Late last night, a mandatory evacuation of all ships working above the well was ordered.

“Due to the risk that Tropical Storm Bonnie poses to the safety of the nearly 2,000 people responding to the BP oil spill at the well site, many of the vessels and rigs will be preparing to move out of harm’s way beginning tonight,” Retied Coast Guard Adm. Thad Allen, the national incident commander, said in a statement. “This includes the rig drilling the relief well that will ultimately kill the well, as well as other vessels needed for containment. Some of the vessels may be able to remain on site, but we will err on the side of safety.”

According to a report in The Washington Post, vessels will be moved out according to their ability to withstand the conditions. That way, if the forecast becomes more favorable, crews will be able to resume work more quickly. A full evacuation would mean 10 to 12 days of lost time at the site, the Post said.

Prior to this, it had been expected that the first relief well would reach the gusher as early as the end of this month.

Bonnie is also going to postpone a proposed plan to use a “static kill” to try and permanently stop the well. Yesterday, government officials gave BP permission to attempt the operation, which involves flooding the well with drilling mud from the surface.

The containment cap is a mile under water, deep enough that it will not be seriously effected by a storm, Allen said. It has been preventing as much as 60,000 barrels of oil a day from flowing into the Gulf.

Like Tropical Storm Alex before it, Bonnie could also push more oil ashore, into Louisiana’s marshes and wetlands.

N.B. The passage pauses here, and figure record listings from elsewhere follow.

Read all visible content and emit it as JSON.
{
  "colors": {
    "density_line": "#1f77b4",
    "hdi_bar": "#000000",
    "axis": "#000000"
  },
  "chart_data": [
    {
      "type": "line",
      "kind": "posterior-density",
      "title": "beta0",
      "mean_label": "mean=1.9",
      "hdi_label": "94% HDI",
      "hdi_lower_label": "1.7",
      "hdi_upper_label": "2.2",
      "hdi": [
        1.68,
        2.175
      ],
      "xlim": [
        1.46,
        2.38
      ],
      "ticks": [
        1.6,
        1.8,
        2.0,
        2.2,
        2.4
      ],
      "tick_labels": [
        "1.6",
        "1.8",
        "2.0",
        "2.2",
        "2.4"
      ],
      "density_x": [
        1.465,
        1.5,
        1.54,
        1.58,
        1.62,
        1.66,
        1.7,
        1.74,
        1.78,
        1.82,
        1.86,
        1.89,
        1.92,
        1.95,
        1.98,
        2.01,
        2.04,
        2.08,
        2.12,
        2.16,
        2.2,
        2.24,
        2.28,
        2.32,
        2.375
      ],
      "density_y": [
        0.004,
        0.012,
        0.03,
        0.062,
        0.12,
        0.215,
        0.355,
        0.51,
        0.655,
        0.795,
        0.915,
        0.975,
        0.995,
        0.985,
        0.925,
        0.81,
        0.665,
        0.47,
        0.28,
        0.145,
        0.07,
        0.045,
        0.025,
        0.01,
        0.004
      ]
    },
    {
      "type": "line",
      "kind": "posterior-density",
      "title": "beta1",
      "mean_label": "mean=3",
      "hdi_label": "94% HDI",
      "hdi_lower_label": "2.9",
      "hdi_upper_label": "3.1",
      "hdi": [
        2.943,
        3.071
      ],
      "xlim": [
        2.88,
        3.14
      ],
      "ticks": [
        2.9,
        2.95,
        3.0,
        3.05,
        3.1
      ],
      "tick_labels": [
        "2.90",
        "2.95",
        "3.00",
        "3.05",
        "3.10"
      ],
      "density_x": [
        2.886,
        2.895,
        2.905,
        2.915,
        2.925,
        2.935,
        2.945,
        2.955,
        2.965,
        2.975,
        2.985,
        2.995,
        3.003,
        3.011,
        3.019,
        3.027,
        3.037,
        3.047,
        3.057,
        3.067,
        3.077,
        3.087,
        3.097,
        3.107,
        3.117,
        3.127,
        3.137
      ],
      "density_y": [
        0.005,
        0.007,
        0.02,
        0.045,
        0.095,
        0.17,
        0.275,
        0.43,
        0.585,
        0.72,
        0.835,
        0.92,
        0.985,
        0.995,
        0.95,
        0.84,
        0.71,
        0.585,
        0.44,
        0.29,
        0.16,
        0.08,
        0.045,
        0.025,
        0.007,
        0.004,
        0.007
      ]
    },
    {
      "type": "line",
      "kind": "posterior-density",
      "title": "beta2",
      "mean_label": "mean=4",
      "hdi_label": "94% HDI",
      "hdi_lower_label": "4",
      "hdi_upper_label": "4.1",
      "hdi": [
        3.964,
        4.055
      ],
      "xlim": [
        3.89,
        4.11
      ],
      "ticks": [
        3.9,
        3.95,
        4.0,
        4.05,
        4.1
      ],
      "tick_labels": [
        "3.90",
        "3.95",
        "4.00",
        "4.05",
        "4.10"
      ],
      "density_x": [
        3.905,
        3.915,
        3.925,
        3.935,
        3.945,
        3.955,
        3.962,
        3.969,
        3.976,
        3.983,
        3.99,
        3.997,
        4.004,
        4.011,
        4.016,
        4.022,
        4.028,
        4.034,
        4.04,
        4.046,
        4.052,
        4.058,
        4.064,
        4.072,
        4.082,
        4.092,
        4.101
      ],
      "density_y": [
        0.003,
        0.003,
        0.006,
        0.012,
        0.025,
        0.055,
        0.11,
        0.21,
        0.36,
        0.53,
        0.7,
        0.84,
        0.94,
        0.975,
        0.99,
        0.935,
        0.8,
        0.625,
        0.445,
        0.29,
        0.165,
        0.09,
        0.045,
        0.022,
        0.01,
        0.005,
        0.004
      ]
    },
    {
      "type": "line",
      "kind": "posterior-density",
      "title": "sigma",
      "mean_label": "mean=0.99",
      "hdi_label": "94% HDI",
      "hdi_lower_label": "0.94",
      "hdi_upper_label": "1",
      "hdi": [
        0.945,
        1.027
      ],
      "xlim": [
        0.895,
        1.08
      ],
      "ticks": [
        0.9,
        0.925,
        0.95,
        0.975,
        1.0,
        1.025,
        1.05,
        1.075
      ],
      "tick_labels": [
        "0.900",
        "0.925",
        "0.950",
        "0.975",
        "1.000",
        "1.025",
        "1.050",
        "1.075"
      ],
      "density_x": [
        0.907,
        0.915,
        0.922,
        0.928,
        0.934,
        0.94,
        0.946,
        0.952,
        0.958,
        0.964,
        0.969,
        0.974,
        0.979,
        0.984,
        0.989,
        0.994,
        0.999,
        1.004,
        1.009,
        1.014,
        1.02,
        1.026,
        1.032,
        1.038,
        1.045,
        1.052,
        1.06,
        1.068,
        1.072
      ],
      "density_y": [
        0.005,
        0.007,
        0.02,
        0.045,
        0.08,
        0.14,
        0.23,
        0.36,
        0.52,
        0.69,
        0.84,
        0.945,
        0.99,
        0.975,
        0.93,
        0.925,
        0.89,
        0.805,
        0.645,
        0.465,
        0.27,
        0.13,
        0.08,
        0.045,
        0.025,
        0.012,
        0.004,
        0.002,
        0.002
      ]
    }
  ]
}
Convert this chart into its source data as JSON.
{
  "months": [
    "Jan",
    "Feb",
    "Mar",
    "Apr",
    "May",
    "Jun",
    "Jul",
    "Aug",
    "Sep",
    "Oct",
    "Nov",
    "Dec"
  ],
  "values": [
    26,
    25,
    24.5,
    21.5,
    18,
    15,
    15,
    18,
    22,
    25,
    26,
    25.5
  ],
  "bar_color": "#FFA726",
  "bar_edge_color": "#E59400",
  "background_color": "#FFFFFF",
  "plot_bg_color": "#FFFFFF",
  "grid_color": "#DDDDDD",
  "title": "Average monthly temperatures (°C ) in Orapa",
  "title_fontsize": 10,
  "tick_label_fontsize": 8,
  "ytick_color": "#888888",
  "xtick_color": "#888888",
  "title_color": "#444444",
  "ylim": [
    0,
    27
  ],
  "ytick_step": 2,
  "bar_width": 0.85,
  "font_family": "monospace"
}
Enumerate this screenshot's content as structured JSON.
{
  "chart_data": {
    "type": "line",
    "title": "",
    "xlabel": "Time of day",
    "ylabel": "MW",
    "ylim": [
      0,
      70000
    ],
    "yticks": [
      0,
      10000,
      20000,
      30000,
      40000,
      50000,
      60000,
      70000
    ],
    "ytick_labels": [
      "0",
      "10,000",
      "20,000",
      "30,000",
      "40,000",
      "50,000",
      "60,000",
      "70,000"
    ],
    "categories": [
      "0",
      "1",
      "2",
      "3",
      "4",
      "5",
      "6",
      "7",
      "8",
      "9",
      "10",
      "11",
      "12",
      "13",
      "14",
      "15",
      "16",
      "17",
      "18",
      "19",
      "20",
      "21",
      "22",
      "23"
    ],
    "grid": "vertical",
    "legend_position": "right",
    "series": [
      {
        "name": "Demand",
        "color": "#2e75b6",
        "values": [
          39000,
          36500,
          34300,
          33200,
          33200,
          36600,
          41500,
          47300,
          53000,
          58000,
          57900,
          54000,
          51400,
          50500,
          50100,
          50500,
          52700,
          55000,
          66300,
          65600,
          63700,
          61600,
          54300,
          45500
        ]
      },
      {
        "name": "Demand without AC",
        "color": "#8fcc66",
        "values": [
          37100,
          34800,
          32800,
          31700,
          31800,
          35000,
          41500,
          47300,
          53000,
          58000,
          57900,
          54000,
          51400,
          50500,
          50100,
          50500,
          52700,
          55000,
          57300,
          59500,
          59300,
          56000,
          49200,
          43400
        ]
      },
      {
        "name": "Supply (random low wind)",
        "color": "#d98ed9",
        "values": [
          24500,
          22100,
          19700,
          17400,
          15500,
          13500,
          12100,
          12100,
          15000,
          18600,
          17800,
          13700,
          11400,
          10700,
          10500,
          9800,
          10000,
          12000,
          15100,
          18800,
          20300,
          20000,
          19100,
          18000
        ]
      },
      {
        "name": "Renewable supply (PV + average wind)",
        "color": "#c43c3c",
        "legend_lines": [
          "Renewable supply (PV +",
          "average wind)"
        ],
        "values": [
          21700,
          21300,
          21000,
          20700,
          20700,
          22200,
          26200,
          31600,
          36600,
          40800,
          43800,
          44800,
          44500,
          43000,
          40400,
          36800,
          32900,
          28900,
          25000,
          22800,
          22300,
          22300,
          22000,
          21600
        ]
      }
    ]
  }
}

It could be more damaging than Alex, however, as Bonnie is expected to make landfall somewhere along the Louisiana coast on Sunday. Alex stayed hundreds of miles offshore.

Louisiana Gov. Bobby Jindal has already declared a state of emergency. The Coast Guard is also taking steps to make sure a storm surge doesn’t push oil-containment booms onto the shoreline, further damaging the environment.